Step 3: Create a mental image of the final curve
Finally, we can make a scatterplot with the fourth-degree polynomial model’s curve.
Goodness of Fit Test- Jarque-Bera Test in R » finnstats
make an x vs. y scatterplot
plot(df$x, df$y, pch=19, xlab='x', ylab='y')
define x-axis values
xaxis <- seq(1, 15, length=15)
lines(xaxis, predict(fit4, data.frame(x=xaxis)), col=’blue’)
The summary() method can also be used to obtain the equation for this line.
summary(fit4)
Call:
lm(formula = y ~ poly(x, 4, raw = TRUE), data = df)

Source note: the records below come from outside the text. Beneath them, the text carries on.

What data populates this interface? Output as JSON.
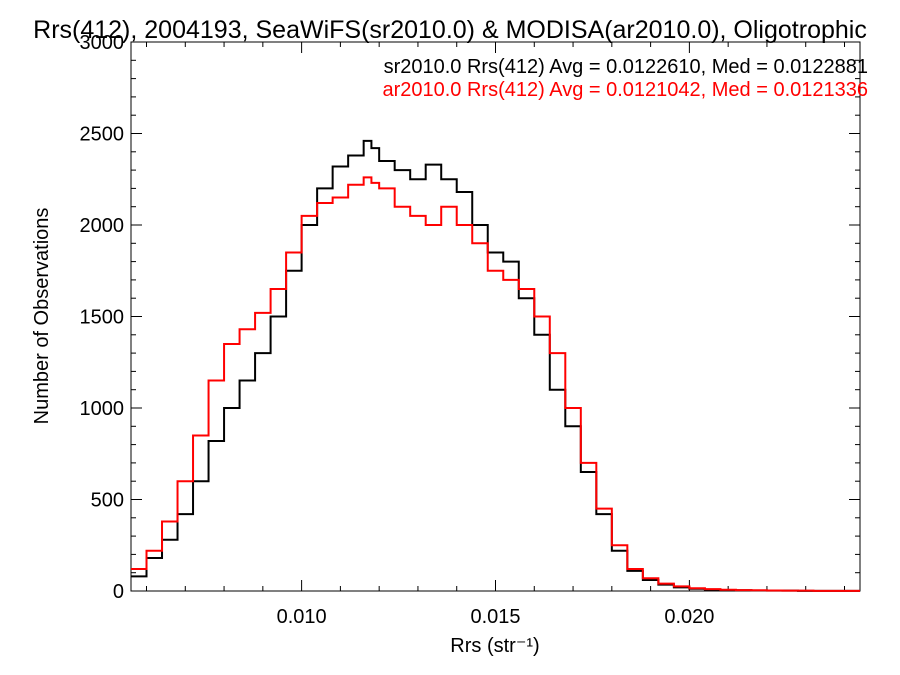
{
  "chart_data": {
    "type": "line",
    "title": "Rrs(412), 2004193, SeaWiFS(sr2010.0) & MODISA(ar2010.0), Oligotrophic",
    "xlabel": "Rrs (str⁻¹)",
    "ylabel": "Number of Observations",
    "xlim": [
      0.0056,
      0.0244
    ],
    "ylim": [
      0,
      3000
    ],
    "xticks": [
      0.01,
      0.015,
      0.02
    ],
    "xtick_labels": [
      "0.010",
      "0.015",
      "0.020"
    ],
    "yticks": [
      0,
      500,
      1000,
      1500,
      2000,
      2500,
      3000
    ],
    "ytick_labels": [
      "0",
      "500",
      "1000",
      "1500",
      "2000",
      "2500",
      "3000"
    ],
    "grid": false,
    "legend_position": "top-right",
    "series": [
      {
        "name": "sr2010.0 Rrs(412) Avg = 0.0122610, Med = 0.0122881",
        "color": "#000000",
        "step": true,
        "x": [
          0.0056,
          0.006,
          0.0064,
          0.0068,
          0.0072,
          0.0076,
          0.008,
          0.0084,
          0.0088,
          0.0092,
          0.0096,
          0.01,
          0.0104,
          0.0108,
          0.0112,
          0.0116,
          0.0118,
          0.012,
          0.0124,
          0.0128,
          0.0132,
          0.0136,
          0.014,
          0.0144,
          0.0148,
          0.0152,
          0.0156,
          0.016,
          0.0164,
          0.0168,
          0.0172,
          0.0176,
          0.018,
          0.0184,
          0.0188,
          0.0192,
          0.0196,
          0.02,
          0.0204,
          0.0208,
          0.0212,
          0.0216,
          0.022,
          0.0224,
          0.0228,
          0.0232,
          0.0236,
          0.024,
          0.0244
        ],
        "y": [
          80,
          180,
          280,
          420,
          600,
          820,
          1000,
          1150,
          1300,
          1500,
          1750,
          2000,
          2200,
          2320,
          2380,
          2460,
          2420,
          2350,
          2300,
          2250,
          2330,
          2250,
          2180,
          2000,
          1850,
          1800,
          1600,
          1400,
          1100,
          900,
          650,
          420,
          220,
          110,
          60,
          35,
          20,
          12,
          8,
          5,
          4,
          3,
          2,
          2,
          1,
          1,
          1,
          1,
          1
        ]
      },
      {
        "name": "ar2010.0 Rrs(412) Avg = 0.0121042, Med = 0.0121336",
        "color": "#ff0000",
        "step": true,
        "x": [
          0.0056,
          0.006,
          0.0064,
          0.0068,
          0.0072,
          0.0076,
          0.008,
          0.0084,
          0.0088,
          0.0092,
          0.0096,
          0.01,
          0.0104,
          0.0108,
          0.0112,
          0.0116,
          0.0118,
          0.012,
          0.0124,
          0.0128,
          0.0132,
          0.0136,
          0.014,
          0.0144,
          0.0148,
          0.0152,
          0.0156,
          0.016,
          0.0164,
          0.0168,
          0.0172,
          0.0176,
          0.018,
          0.0184,
          0.0188,
          0.0192,
          0.0196,
          0.02,
          0.0204,
          0.0208,
          0.0212,
          0.0216,
          0.022,
          0.0224,
          0.0228,
          0.0232,
          0.0236,
          0.024,
          0.0244
        ],
        "y": [
          120,
          220,
          380,
          600,
          850,
          1150,
          1350,
          1430,
          1520,
          1650,
          1850,
          2050,
          2120,
          2150,
          2220,
          2260,
          2230,
          2200,
          2100,
          2050,
          2000,
          2100,
          2000,
          1900,
          1750,
          1700,
          1650,
          1500,
          1300,
          1000,
          700,
          450,
          250,
          120,
          70,
          40,
          25,
          15,
          10,
          7,
          5,
          4,
          3,
          2,
          2,
          1,
          1,
          1,
          1
        ]
      }
    ]
  }
}
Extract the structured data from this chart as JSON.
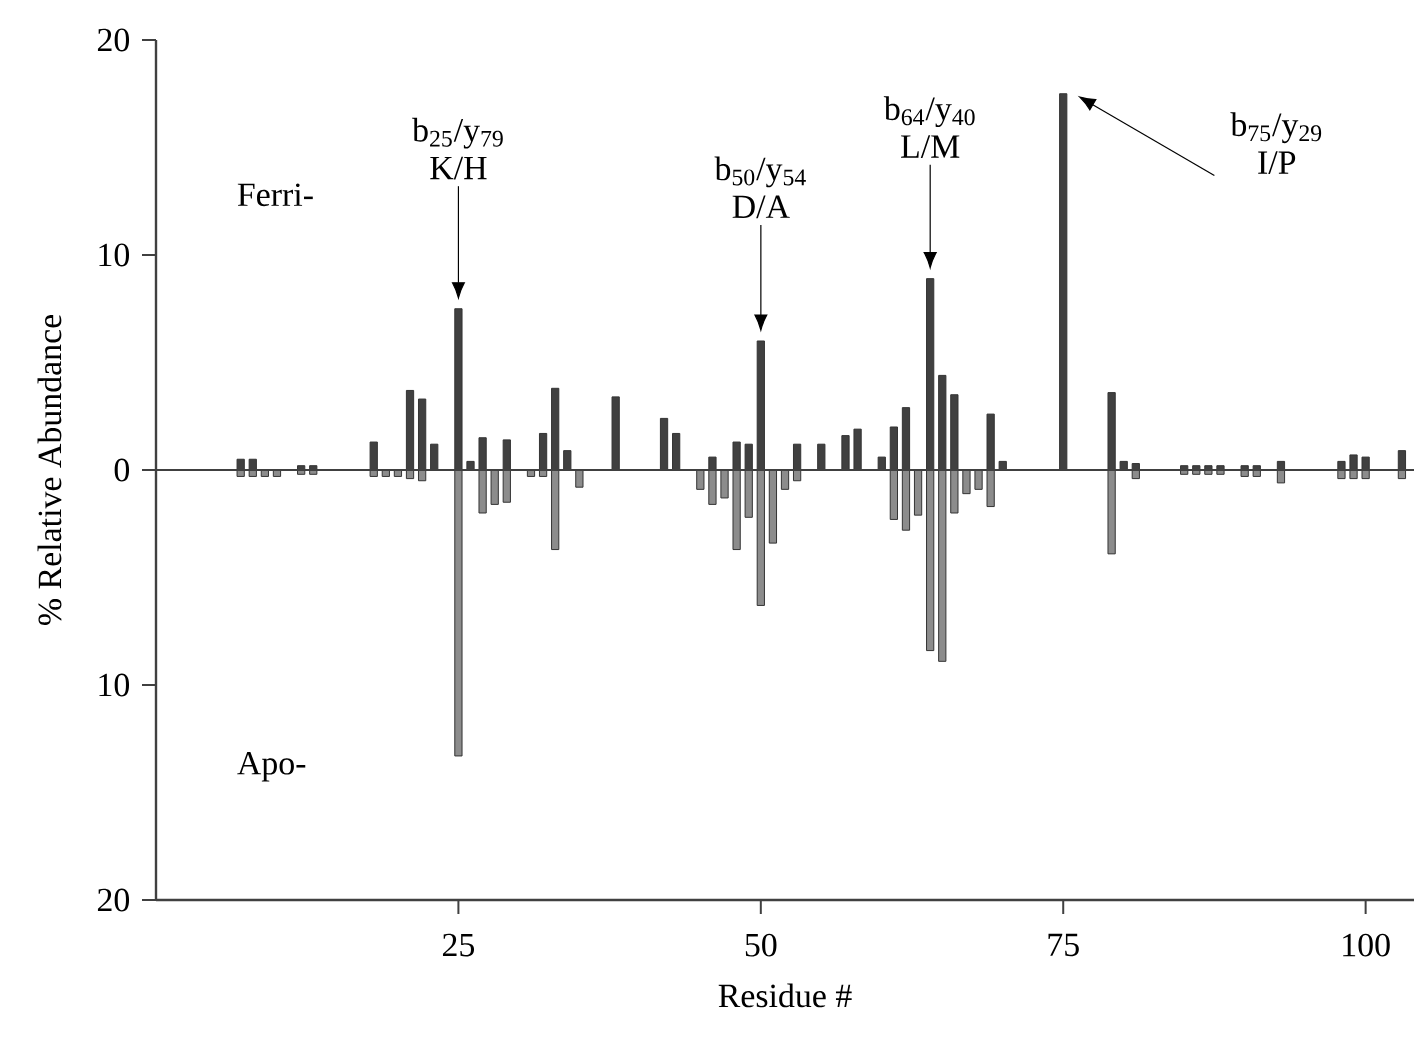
{
  "chart_data": {
    "type": "bar",
    "xlabel": "Residue #",
    "ylabel": "% Relative Abundance",
    "xlim": [
      0,
      104
    ],
    "xticks": [
      25,
      50,
      75,
      100
    ],
    "ylim": [
      -20,
      20
    ],
    "yticks": [
      {
        "value": -20,
        "label": "20"
      },
      {
        "value": -10,
        "label": "10"
      },
      0,
      10,
      20
    ],
    "series": [
      {
        "color": "#404040",
        "x": [
          7,
          8,
          12,
          13,
          18,
          21,
          22,
          23,
          25,
          26,
          27,
          29,
          32,
          33,
          34,
          38,
          42,
          43,
          46,
          48,
          49,
          50,
          53,
          55,
          57,
          58,
          60,
          61,
          62,
          64,
          65,
          66,
          69,
          70,
          75,
          79,
          80,
          81,
          85,
          86,
          87,
          88,
          90,
          91,
          93,
          98,
          99,
          100,
          103
        ],
        "values": [
          0.5,
          0.5,
          0.2,
          0.2,
          1.3,
          3.7,
          3.3,
          1.2,
          7.5,
          0.4,
          1.5,
          1.4,
          1.7,
          3.8,
          0.9,
          3.4,
          2.4,
          1.7,
          0.6,
          1.3,
          1.2,
          6.0,
          1.2,
          1.2,
          1.6,
          1.9,
          0.6,
          2.0,
          2.9,
          8.9,
          4.4,
          3.5,
          2.6,
          0.4,
          17.5,
          3.6,
          0.4,
          0.3,
          0.2,
          0.2,
          0.2,
          0.2,
          0.2,
          0.2,
          0.4,
          0.4,
          0.7,
          0.6,
          0.9
        ]
      },
      {
        "color": "#8c8c8c",
        "x": [
          7,
          8,
          9,
          10,
          12,
          13,
          18,
          19,
          20,
          21,
          22,
          25,
          27,
          28,
          29,
          31,
          32,
          33,
          35,
          45,
          46,
          47,
          48,
          49,
          50,
          51,
          52,
          53,
          61,
          62,
          63,
          64,
          65,
          66,
          67,
          68,
          69,
          79,
          81,
          85,
          86,
          87,
          88,
          90,
          91,
          93,
          98,
          99,
          100,
          103
        ],
        "values": [
          -0.3,
          -0.3,
          -0.3,
          -0.3,
          -0.2,
          -0.2,
          -0.3,
          -0.3,
          -0.3,
          -0.4,
          -0.5,
          -13.3,
          -2.0,
          -1.6,
          -1.5,
          -0.3,
          -0.3,
          -3.7,
          -0.8,
          -0.9,
          -1.6,
          -1.3,
          -3.7,
          -2.2,
          -6.3,
          -3.4,
          -0.9,
          -0.5,
          -2.3,
          -2.8,
          -2.1,
          -8.4,
          -8.9,
          -2.0,
          -1.1,
          -0.9,
          -1.7,
          -3.9,
          -0.4,
          -0.2,
          -0.2,
          -0.2,
          -0.2,
          -0.3,
          -0.3,
          -0.6,
          -0.4,
          -0.4,
          -0.4,
          -0.4
        ]
      }
    ],
    "annotations": [
      "Ferri-",
      "Apo-",
      "b$_{25}$/y$_{79}$ K/H",
      "b$_{50}$/y$_{54}$ D/A",
      "b$_{64}$/y$_{40}$ L/M",
      "b$_{75}$/y$_{29}$ I/P"
    ]
  }
}
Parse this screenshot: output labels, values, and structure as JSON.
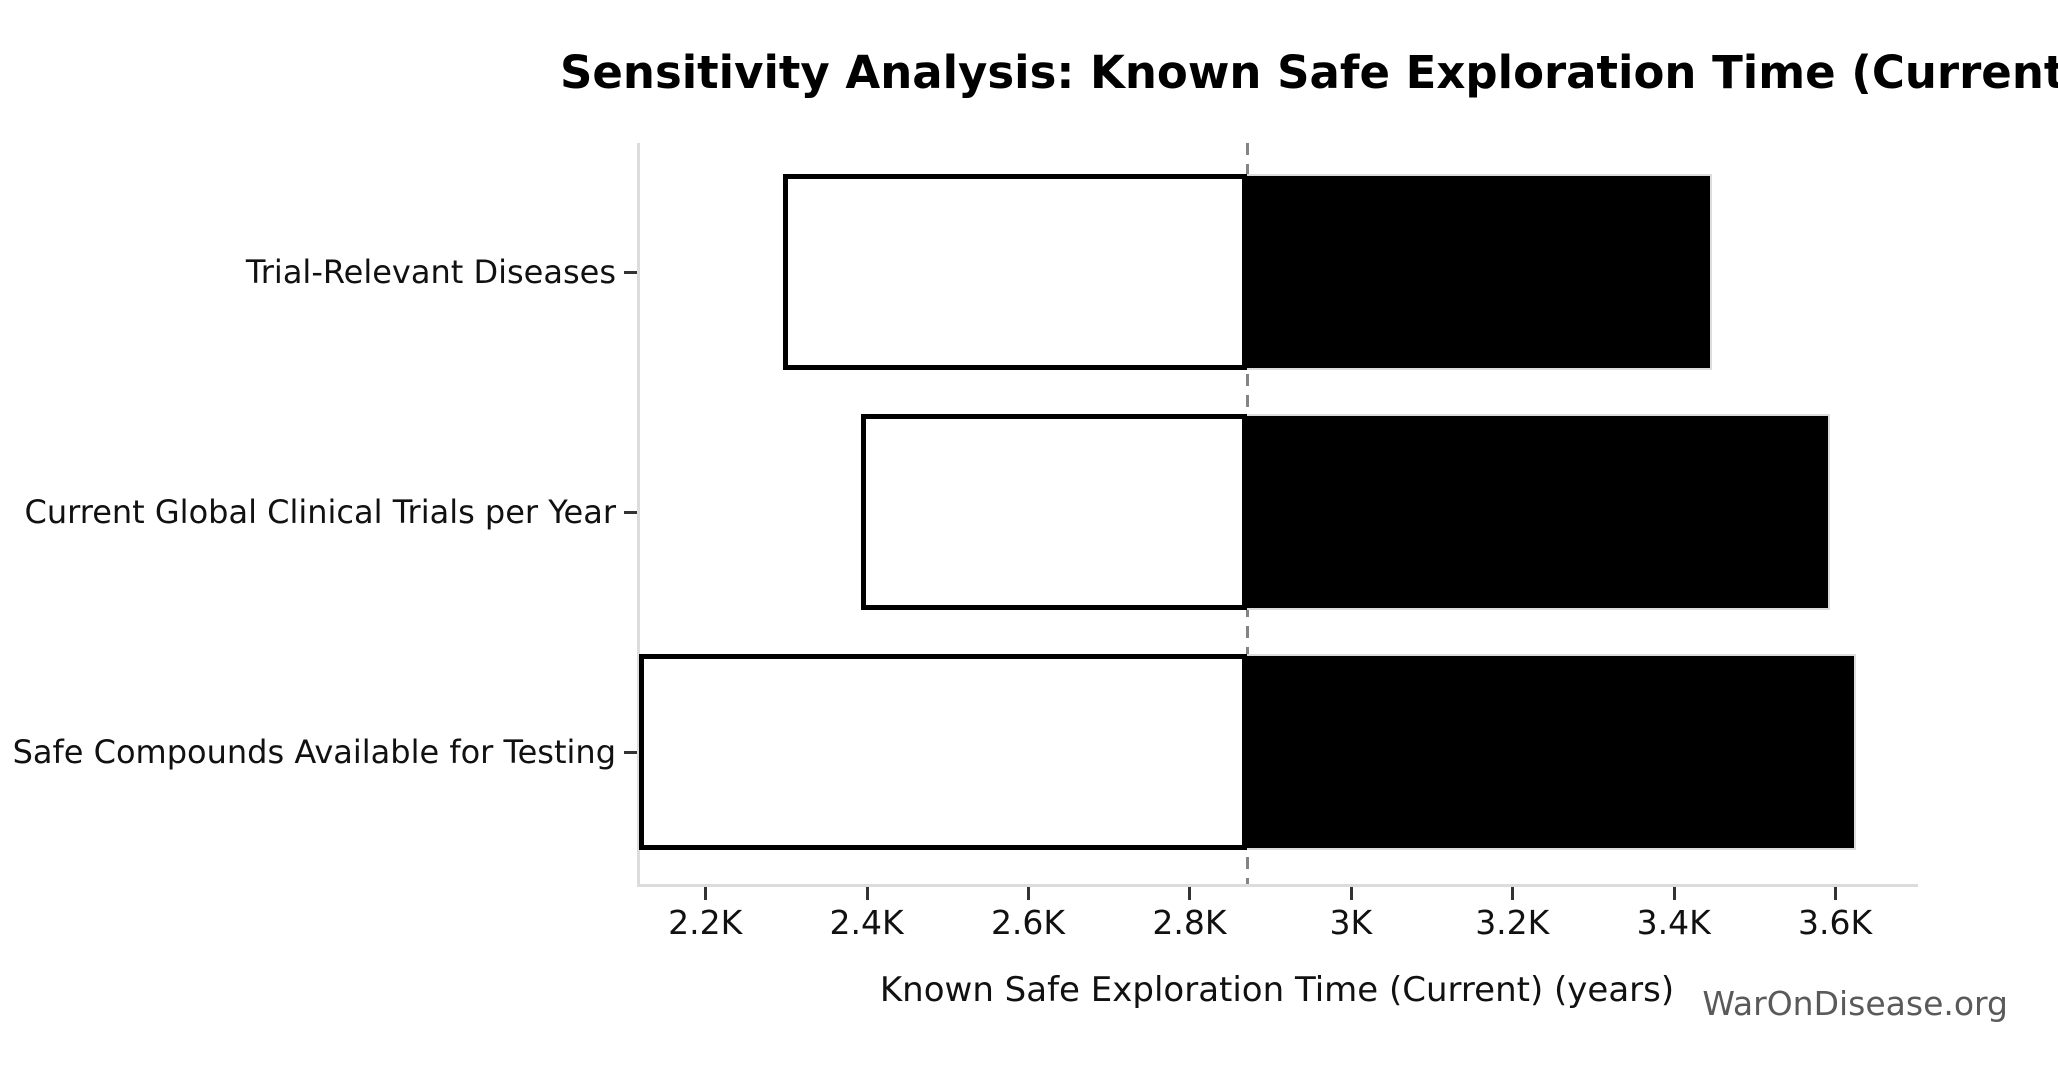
{
  "chart_data": {
    "type": "bar",
    "variant": "tornado-sensitivity",
    "orientation": "horizontal",
    "title": "Sensitivity Analysis: Known Safe Exploration Time (Current)",
    "xlabel": "Known Safe Exploration Time (Current) (years)",
    "watermark": "WarOnDisease.org",
    "categories": [
      "Trial-Relevant Diseases",
      "Current Global Clinical Trials per Year",
      "Safe Compounds Available for Testing"
    ],
    "series": [
      {
        "name": "low",
        "values": [
          2297,
          2393,
          2118
        ]
      },
      {
        "name": "high",
        "values": [
          3447,
          3594,
          3626
        ]
      }
    ],
    "baseline": 2871,
    "x_ticks": [
      {
        "label": "2.2K",
        "value": 2200
      },
      {
        "label": "2.4K",
        "value": 2400
      },
      {
        "label": "2.6K",
        "value": 2600
      },
      {
        "label": "2.8K",
        "value": 2800
      },
      {
        "label": "3K",
        "value": 3000
      },
      {
        "label": "3.2K",
        "value": 3200
      },
      {
        "label": "3.4K",
        "value": 3400
      },
      {
        "label": "3.6K",
        "value": 3600
      }
    ],
    "xlim": [
      2118,
      3699
    ],
    "grid": false,
    "legend": false,
    "colors": {
      "low_fill": "#ffffff",
      "low_edge": "#000000",
      "high_fill": "#000000",
      "high_edge": "#dcdcdc",
      "baseline_line": "#848484",
      "spine": "#dcdcdc",
      "tick_mark": "#333333",
      "text": "#111111",
      "watermark": "#5a5a5a"
    }
  }
}
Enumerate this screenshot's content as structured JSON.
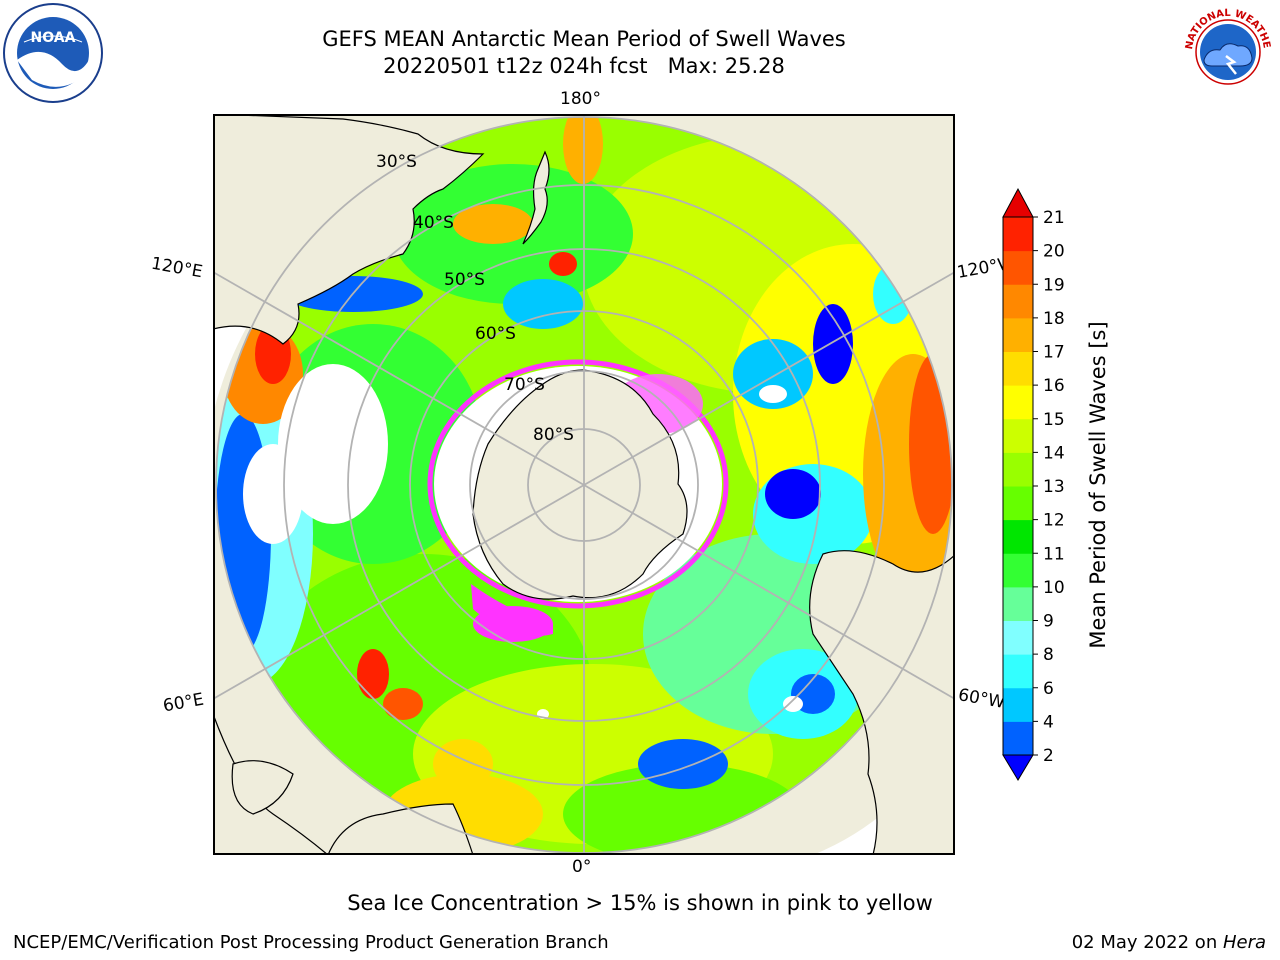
{
  "header": {
    "title_line1": "GEFS MEAN Antarctic Mean Period of Swell Waves",
    "title_line2": "20220501 t12z 024h fcst   Max: 25.28"
  },
  "logos": {
    "left": {
      "text": "NOAA",
      "icon": "noaa-logo-icon"
    },
    "right": {
      "text": "NATIONAL WEATHER SERVICE",
      "icon": "nws-logo-icon"
    }
  },
  "map": {
    "longitude_labels": [
      "180°",
      "120°E",
      "120°W",
      "60°E",
      "60°W",
      "0°"
    ],
    "latitude_labels": [
      "30°S",
      "40°S",
      "50°S",
      "60°S",
      "70°S",
      "80°S"
    ],
    "colors": {
      "land": "#efeddc",
      "ice": "#ff33ff",
      "grid": "#b3b3b3"
    }
  },
  "colorbar": {
    "label": "Mean Period of Swell Waves [s]",
    "ticks": [
      "2",
      "4",
      "6",
      "8",
      "9",
      "10",
      "11",
      "12",
      "13",
      "14",
      "15",
      "16",
      "17",
      "18",
      "19",
      "20",
      "21"
    ],
    "colors": [
      "#0000ff",
      "#0062ff",
      "#00c8ff",
      "#33ffff",
      "#80ffff",
      "#66ff99",
      "#33ff33",
      "#00e600",
      "#66ff00",
      "#99ff00",
      "#ccff00",
      "#ffff00",
      "#ffdd00",
      "#ffb000",
      "#ff8800",
      "#ff5500",
      "#ff2200",
      "#e60000"
    ]
  },
  "caption": "Sea Ice Concentration > 15% is shown in pink to yellow",
  "footer": {
    "left": "NCEP/EMC/Verification Post Processing Product Generation Branch",
    "right_date": "02 May 2022 on ",
    "right_host": "Hera"
  }
}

Residuals: Min 1Q Median 3Q Max -8.848 -1.974 0.902 2.599 6.836 Coefficients: Estimate Std. Error t value Pr(>|t|) (Intercept) -18.717949 10.779889 -1.736 0.1131 poly(x, 4, raw = TRUE)1 24.131130 8.679703 2.780 0.0194 * poly(x, 4, raw = TRUE)2 -4.832890 2.109754 -2.291 0.0450 * poly(x, 4, raw = TRUE)3 0.354756 0.195173 1.818 0.0992 . poly(x, 4, raw = TRUE)4 -0.008147 0.006060 -1.344 0.2085 --- Signif. codes: 0 ‘***’ 0.001 ‘**’ 0.01 ‘*’ 0.05 ‘.’ 0.1 ‘ ’ 1 Residual standard error: 5.283 on 10 degrees of freedom Multiple R-squared: 0.8116, Adjusted R-squared: 0.7362 F-statistic: 10.77 on 4 and 10 DF, p-value: 0.0012
Based on the predictor variables in the model, we can use the above summary to forecast the value of the response variable.